Radca zajmował stanowisko równorzędne pod względem płacowym ze stanowiskami kierowniczymi. I według pracodawcy powinien wyspowiadać się z majątku. Za pierwsze niewywiązanie się z tego obowiązku dostał upomnienie. Za drugim razem został zwolniony dyscyplinarnie.

Urzędnik wystąpił z roszczeniem o przywrócenie do pracy na dotychczasowe stanowisko. Domagał się tej samej płacy i pracy. Powołał się na ustawę antykorupcyjną, która za niezłożenie oświadczenia przewiduje jedynie odpowiedzialność służbową, czyli dyscyplinarną. Uważał też, że jako główny specjalista nie musiał ujawniać swojego majątku. Sprawa trafiła do Sądu Najwyższego, a ten oddalił skargę kasacyjną radcy.
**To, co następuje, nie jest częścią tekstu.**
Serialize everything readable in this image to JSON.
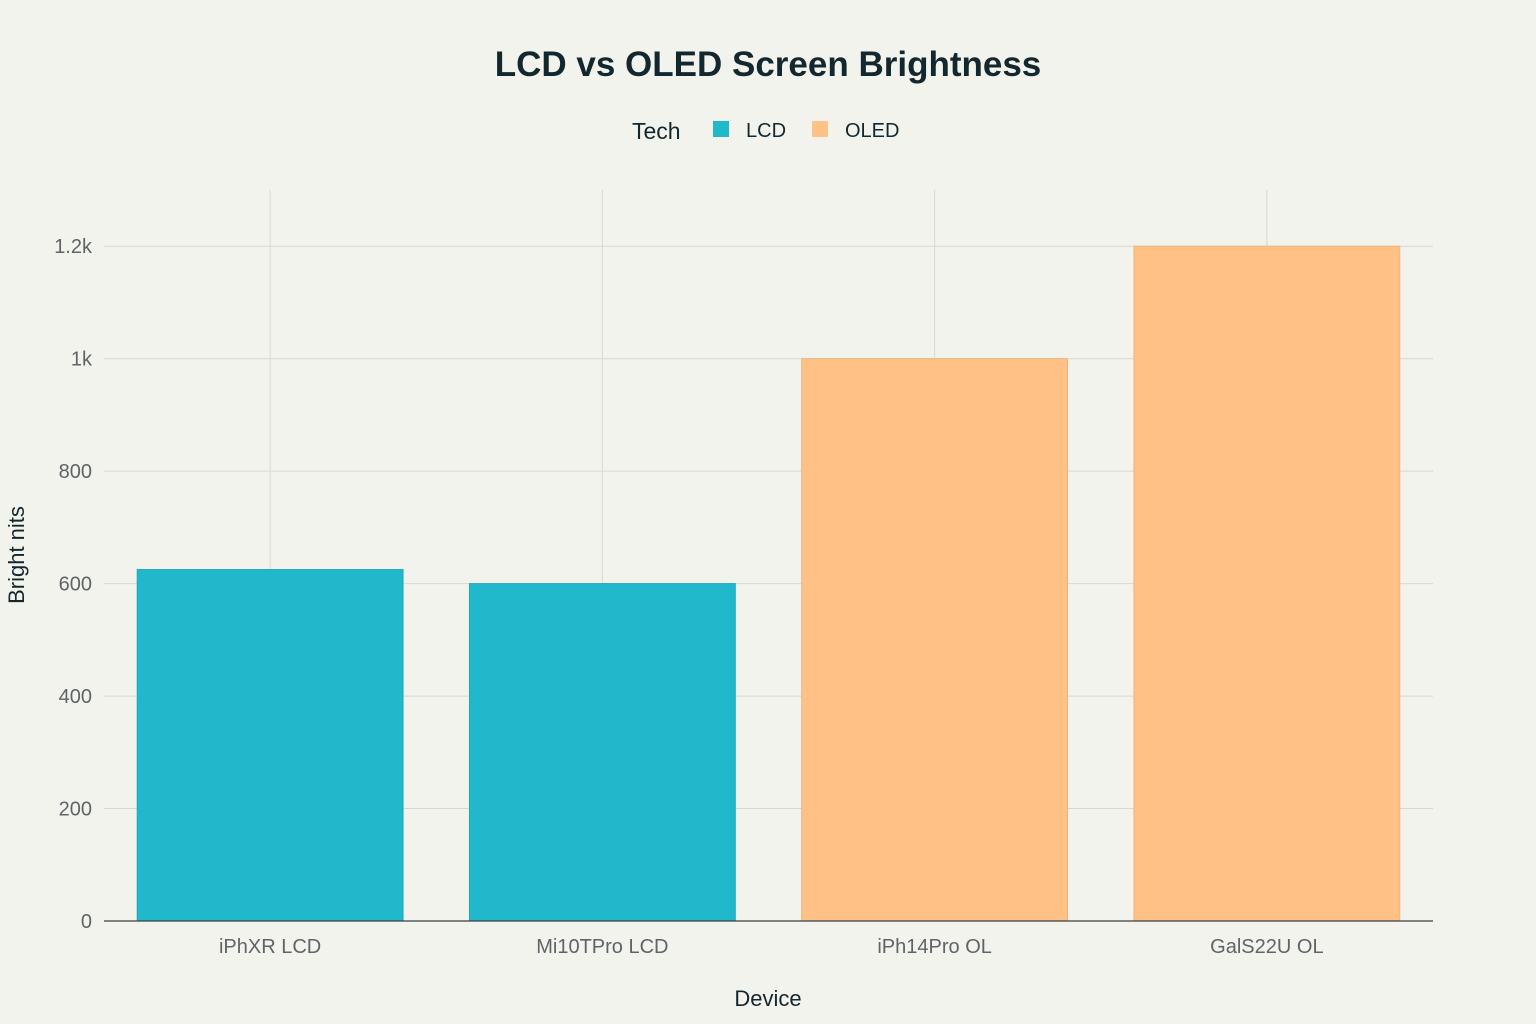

Obowiązek składania oświadczeń majątkowych wynikał z zajmowania i sprawowania równorzędnego płacowo stanowiska głównego specjalisty. Wymaga ono całkowitej i zupełnej bezstronności, przejrzystości, uczciwości oraz transparentności. Wysocy członkowie służby cywilnej wykonują bowiem często zadania lub mogą podejmować decyzje odnoszące się do sfery działalności biznesowej. Już jednorazowe niezłożenie wymaganego oświadczenia powoduje odpowiedzialność służbową, w tym dyscyplinarną, za naruszenie obowiązków członka korpusu służby cywilnej. Uporczywe nieskładanie oświadczenia stanowi zaś ciężkie naruszenie obowiązków pracowniczych. Można więc z takim pracownikiem rozwiązać umowę o pracę bez wypowiedzenia. Wynika to z art. 71 ust. 7 pkt 1 ustawy o służbie cywilnej. W jego myśl możliwość i legalność rozwiązania stosunku pracy bez wypowiedzenia występuje w przypadku kwalifikowanego naruszenia podstawowych obowiązków członka korpusu służby cywilnej, jeżeli wina urzędnika jest oczywista. A tak było w rozpatrywanej przez Sąd Najwyższy sprawie.